R. Lee Ermey is gone at the age of 74, having been felled by complications related to pneumonia. It is sad that a man’s man is felled by a disease rather than in a blaze of glory, leading a charge or in a firefight in some third world country, as so many have before him. The truth be known, R. Lee or Gunny to the world, likely would have preferred it that way, but surely died knowing he would be welcomed in Valhalla, that final resting place for uniformed patriots and centurions.
I deeply admire a man who checks pretentiousness at the door, and strides purposefully into a room, offering only himself as a measure of his character.

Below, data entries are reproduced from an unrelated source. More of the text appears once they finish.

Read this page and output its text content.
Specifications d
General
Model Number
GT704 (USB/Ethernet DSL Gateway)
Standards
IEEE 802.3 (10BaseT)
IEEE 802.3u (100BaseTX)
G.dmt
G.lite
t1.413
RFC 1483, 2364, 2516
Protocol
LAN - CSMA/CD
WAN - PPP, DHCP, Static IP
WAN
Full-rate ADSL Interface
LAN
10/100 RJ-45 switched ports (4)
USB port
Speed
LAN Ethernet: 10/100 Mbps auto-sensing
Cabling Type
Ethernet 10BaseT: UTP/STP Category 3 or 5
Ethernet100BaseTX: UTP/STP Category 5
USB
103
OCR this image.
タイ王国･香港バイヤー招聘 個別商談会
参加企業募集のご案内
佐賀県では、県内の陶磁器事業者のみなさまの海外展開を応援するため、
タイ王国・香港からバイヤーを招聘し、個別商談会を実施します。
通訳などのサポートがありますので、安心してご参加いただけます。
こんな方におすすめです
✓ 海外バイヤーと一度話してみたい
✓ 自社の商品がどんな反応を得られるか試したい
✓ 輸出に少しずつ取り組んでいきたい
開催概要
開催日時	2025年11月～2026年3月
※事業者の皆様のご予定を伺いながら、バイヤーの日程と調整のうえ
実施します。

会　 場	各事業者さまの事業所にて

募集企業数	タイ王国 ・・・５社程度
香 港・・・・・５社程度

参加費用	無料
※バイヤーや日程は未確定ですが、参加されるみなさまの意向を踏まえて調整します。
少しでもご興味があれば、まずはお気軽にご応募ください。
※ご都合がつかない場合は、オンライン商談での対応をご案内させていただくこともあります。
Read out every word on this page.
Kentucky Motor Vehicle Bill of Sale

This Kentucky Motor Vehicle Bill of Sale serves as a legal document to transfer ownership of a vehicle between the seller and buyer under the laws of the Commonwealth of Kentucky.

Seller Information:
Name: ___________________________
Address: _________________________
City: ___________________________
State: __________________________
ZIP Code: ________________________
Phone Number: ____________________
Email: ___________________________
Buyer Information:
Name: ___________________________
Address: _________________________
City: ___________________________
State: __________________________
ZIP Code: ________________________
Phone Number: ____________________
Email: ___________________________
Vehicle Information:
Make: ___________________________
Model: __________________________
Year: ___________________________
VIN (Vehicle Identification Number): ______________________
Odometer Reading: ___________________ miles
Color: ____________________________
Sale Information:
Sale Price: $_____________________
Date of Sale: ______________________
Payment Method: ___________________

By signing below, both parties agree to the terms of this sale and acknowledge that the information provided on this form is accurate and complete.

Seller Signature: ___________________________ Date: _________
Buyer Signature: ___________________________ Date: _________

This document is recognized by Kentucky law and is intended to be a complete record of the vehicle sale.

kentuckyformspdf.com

This was the case with my own father, who shared many of R. Lee’s traits. Gunny was the real thing, a man who parlayed a humble upbringing into a fortune in Hollywood. What is unique about his success is that he didn’t let the sniveling, liberal, Hollywood elite change him. He remained true to himself. How many of us can say that with conviction.
Gunny left the Marine Corps after an 11 year stint. He was a drill instructor, or to those of us who have experienced the character building, humbling experience of boot camp, a DI. Drill instructors are not to be trifled with. When they are in your face, you have no where to go, but if you could, would gladly crawl back into your mother’s womb and start over again, anywhere besides where you are standing. Such is the business of preparing young men and now women for the savages of combat. It was this background that earned him a role in Full Metal Jacket, where he improvised at least 50% of the script handed to him by Stanley Kubrick. It came naturally. Kubrick cast R. Lee after watching a home made tape of Gunny berating an individual for a protracted period of time while tennis balls were thrown at him, never once deviating from the dialogue that was imprinted upon his brain. Kubrick described the Gunny’s repertoire of insults as being in the neighborhood of 150 pages. Age has reduced my memory, but the name of my DI along with the Senior Drill Instructor will be among the last things to leave my mind when the day comes to depart this world.
The Gunny had some 60 Hollywood credits, usually playing a hard nosed individual who was principled and possessed a flint rock edge. It wasn’t hard for him to “get in character”. Lately, he hosted the popular “Lock N’ Load” television series as well as “Mail Call”, another popular series. He was a spokesman for Glock firearms, lending urgency and purpose to the individual right to carry a firearm. The Gunny also served on the board of directors of the National Rifle Association, where, I am sure, his pragmatic approach to firearms coupled with his considerable presence was most welcome.
With R. Lee Ermey, what you saw was what you got. He did not let the black-balling nature of Hollywood change him. He was well aware of the distaste that most of Hollywood had for him, but did not give an inch. He was a conservative who made no apologies, finding the political correctness of today to be an abstract term for folks whose character swayed with the tide. Mathew Bodine, an actor, offered the genius of poet Dylan Thomas in his thoughts upon learning of the Gunny’s death:
“Do not go gentle into that good night, rage, rage against the dying of the light”
What is not to admire in a man who was exactly as he appeared, an epithet that few have earned. Rest In Peace Gunny, we’ll miss you.